War of Drugs turns into the War on gangs
“The war on drugs in LA can be more aptly described as the war on gangs… Between 1984 and 1988 California passed over 80 separate gang measures and developed a powerful new legal tool—the anti-gang injunction.” She argued that the civil nature of these injunctions meant that the state didn’t have to provide legal representation.
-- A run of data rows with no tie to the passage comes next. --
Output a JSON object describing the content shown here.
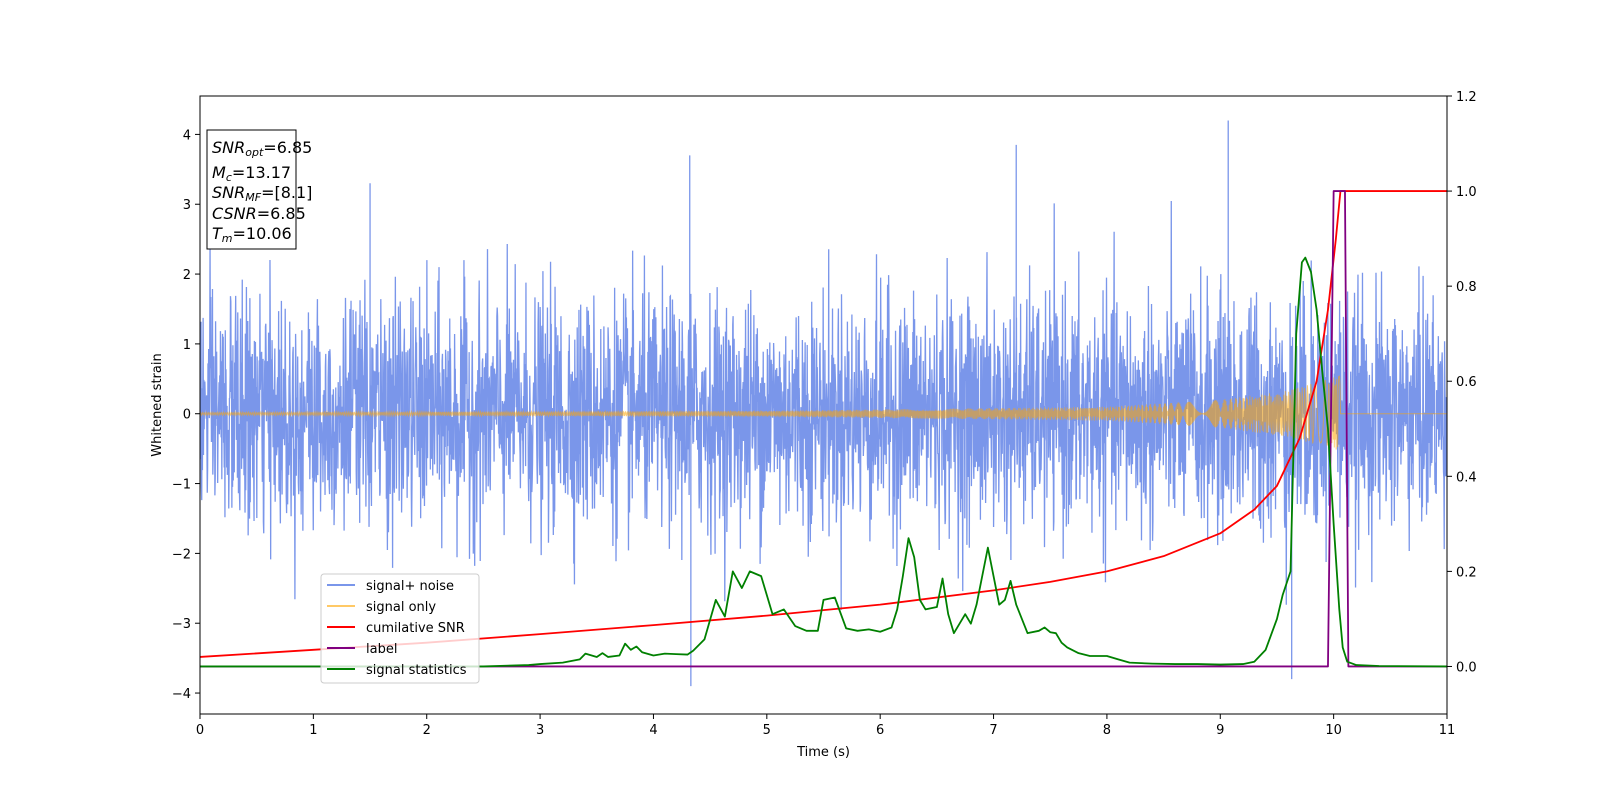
{
  "chart_data": {
    "type": "line",
    "xlabel": "Time (s)",
    "ylabel": "Whitened strain",
    "xlim": [
      0,
      11
    ],
    "ylim": [
      -4.3,
      4.55
    ],
    "y2lim": [
      -0.1,
      1.2
    ],
    "xticks": [
      "0",
      "1",
      "2",
      "3",
      "4",
      "5",
      "6",
      "7",
      "8",
      "9",
      "10",
      "11"
    ],
    "yticks": [
      "−4",
      "−3",
      "−2",
      "−1",
      "0",
      "1",
      "2",
      "3",
      "4"
    ],
    "y2ticks": [
      "0.0",
      "0.2",
      "0.4",
      "0.6",
      "0.8",
      "1.0",
      "1.2"
    ],
    "legend_position": "lower-left",
    "annotation": {
      "snr_opt": {
        "sym": "SNR",
        "sub": "opt",
        "val": "=6.85"
      },
      "mc": {
        "sym": "M",
        "sub": "c",
        "val": "=13.17"
      },
      "snr_mf": {
        "sym": "SNR",
        "sub": "MF",
        "val": "=[8.1]"
      },
      "csnr": {
        "sym": "CSNR",
        "sub": "",
        "val": "=6.85"
      },
      "tm": {
        "sym": "T",
        "sub": "m",
        "val": "=10.06"
      }
    },
    "series": [
      {
        "name": "signal+ noise",
        "color": "#4169e1",
        "axis": "left",
        "description": "white noise approx std 0.85 plus chirp",
        "peaks": [
          [
            1.5,
            3.3
          ],
          [
            4.33,
            -3.9
          ],
          [
            9.07,
            4.2
          ],
          [
            9.63,
            -3.8
          ],
          [
            7.2,
            3.85
          ],
          [
            4.32,
            3.7
          ]
        ]
      },
      {
        "name": "signal only",
        "color": "#ffa500",
        "axis": "left",
        "amplitude": [
          [
            0,
            0.02
          ],
          [
            5,
            0.04
          ],
          [
            8,
            0.1
          ],
          [
            9,
            0.2
          ],
          [
            9.6,
            0.33
          ],
          [
            10.06,
            0.55
          ]
        ],
        "end": 10.06
      },
      {
        "name": "cumilative SNR",
        "color": "#ff0000",
        "axis": "right",
        "x": [
          0,
          1,
          2,
          3,
          4,
          5,
          6,
          7,
          7.5,
          8,
          8.5,
          9,
          9.3,
          9.5,
          9.7,
          9.85,
          9.95,
          10.02,
          10.06,
          11
        ],
        "values": [
          0.02,
          0.035,
          0.05,
          0.068,
          0.087,
          0.107,
          0.13,
          0.16,
          0.178,
          0.2,
          0.232,
          0.28,
          0.33,
          0.38,
          0.48,
          0.6,
          0.75,
          0.9,
          1.0,
          1.0
        ]
      },
      {
        "name": "label",
        "color": "#800080",
        "axis": "right",
        "x": [
          0,
          9.95,
          10.0,
          10.06,
          10.1,
          10.13,
          11
        ],
        "values": [
          0,
          0,
          1.0,
          1.0,
          1.0,
          0,
          0
        ]
      },
      {
        "name": "signal statistics",
        "color": "#008000",
        "axis": "right",
        "x": [
          0,
          2.5,
          2.9,
          3.0,
          3.2,
          3.35,
          3.4,
          3.5,
          3.55,
          3.6,
          3.7,
          3.75,
          3.8,
          3.85,
          3.9,
          4.0,
          4.1,
          4.2,
          4.3,
          4.35,
          4.45,
          4.55,
          4.63,
          4.7,
          4.78,
          4.85,
          4.95,
          5.05,
          5.15,
          5.25,
          5.35,
          5.45,
          5.5,
          5.6,
          5.7,
          5.8,
          5.9,
          6.0,
          6.1,
          6.15,
          6.2,
          6.25,
          6.3,
          6.35,
          6.4,
          6.5,
          6.55,
          6.6,
          6.65,
          6.75,
          6.8,
          6.85,
          6.95,
          7.05,
          7.1,
          7.15,
          7.2,
          7.3,
          7.4,
          7.45,
          7.5,
          7.55,
          7.6,
          7.65,
          7.75,
          7.85,
          8.0,
          8.1,
          8.2,
          8.4,
          8.6,
          8.8,
          9.0,
          9.2,
          9.3,
          9.4,
          9.5,
          9.55,
          9.62,
          9.67,
          9.72,
          9.75,
          9.8,
          9.85,
          9.9,
          9.95,
          10.0,
          10.05,
          10.08,
          10.12,
          10.2,
          10.4,
          11
        ],
        "values": [
          0,
          0,
          0.003,
          0.005,
          0.008,
          0.015,
          0.027,
          0.02,
          0.028,
          0.02,
          0.023,
          0.048,
          0.035,
          0.042,
          0.03,
          0.023,
          0.027,
          0.026,
          0.025,
          0.033,
          0.057,
          0.14,
          0.105,
          0.2,
          0.165,
          0.2,
          0.19,
          0.11,
          0.12,
          0.085,
          0.075,
          0.075,
          0.14,
          0.145,
          0.08,
          0.075,
          0.078,
          0.073,
          0.082,
          0.12,
          0.19,
          0.27,
          0.23,
          0.14,
          0.12,
          0.125,
          0.185,
          0.11,
          0.07,
          0.11,
          0.09,
          0.13,
          0.25,
          0.13,
          0.14,
          0.18,
          0.13,
          0.07,
          0.075,
          0.082,
          0.072,
          0.07,
          0.05,
          0.04,
          0.028,
          0.022,
          0.022,
          0.015,
          0.008,
          0.006,
          0.005,
          0.005,
          0.004,
          0.005,
          0.01,
          0.035,
          0.1,
          0.15,
          0.2,
          0.7,
          0.85,
          0.86,
          0.83,
          0.75,
          0.62,
          0.5,
          0.3,
          0.12,
          0.04,
          0.01,
          0.003,
          0.001,
          0
        ]
      }
    ]
  }
}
Moreover she said that gangs in LA were seen as “Unincorporated affiliations [that] made it possible for [the state] to continually add people after the injunction was issued.”
By the 1990s, “The Federal General Accounting Office revealed that the sheriffs listed 47 percent of all African American men in LA County, between ages of 22 and 24, as gang members… The combination of racially targeted policing, with denial of legal representation made it virtually impossible for youth to have their names removed from these gang data bases,” she said.
Murch also highlighted a peculiar irony; despite the fact that gangs became the focus of the War on Drugs, research found the correlation between gangs and drug dealing to be meager. She said, “Most gangs do not engage in drug dealing… that’s one of the greatest misconceptions, and it’s where law enforcement, the state, and popular culture meet: in conflating street gangs with drug dealing.”
Trans-National
Crack’s emergence in South LA remained to be accounted for. How did crack get into the hood in the first place? Who’s to blame? Murch assured the crowd that “It’s not teenagers in South LA.” For the culprit, Murch directed the audience’s attention to the Regan administration and Central America. Murch said:
“Examined from hind-sight, crack’s emergence was inseparable from Ronald Ragan’s Cold War insurgency campaigns in Latin America, and the trans-national illicit drug economies these policies engendered… Sweeping north from Peru and Columbia, this onslaught of ambient cocaine initiated a sharp drop in the price of a kilo, and as a result prompted underground distributers to develop new methods for expanding the drug market, [that was] traditionally [for the] wealthy elite, to poor and working class people. A reengineered mixture of cocaine, baking soda, and other additives, resulted in a product called ‘rock’, and later, crack.
More important than pharmacological effects, according to Murch, was its cost:
“Initially dropping from 24 dollars in the early 80s, which at that time was considered revolutionary for cocaine… the price of an individual unit of cocaine dropped to five dollars per hit…. Anticommunist drug trafficking networks, forged through the contra war in Nicaragua, and the Bolivian cocaine…. In 1980, [the networks] supplied illicit drugs to LA and other regional markets in the US. Despite its mass expenditures on the domestic war on drugs, the Regan administration’s support for Central American counter insurgency was a driving force behind the crack explosions in the US.
Murch’s research will culminate in a book to be released at an unspecified time. She announced that of all her findings, the reality of the Black support of the War on Drugs in its early stages, and the unknown history of 1980s transnational politics’ role in the crack epidemic, were shocking to her.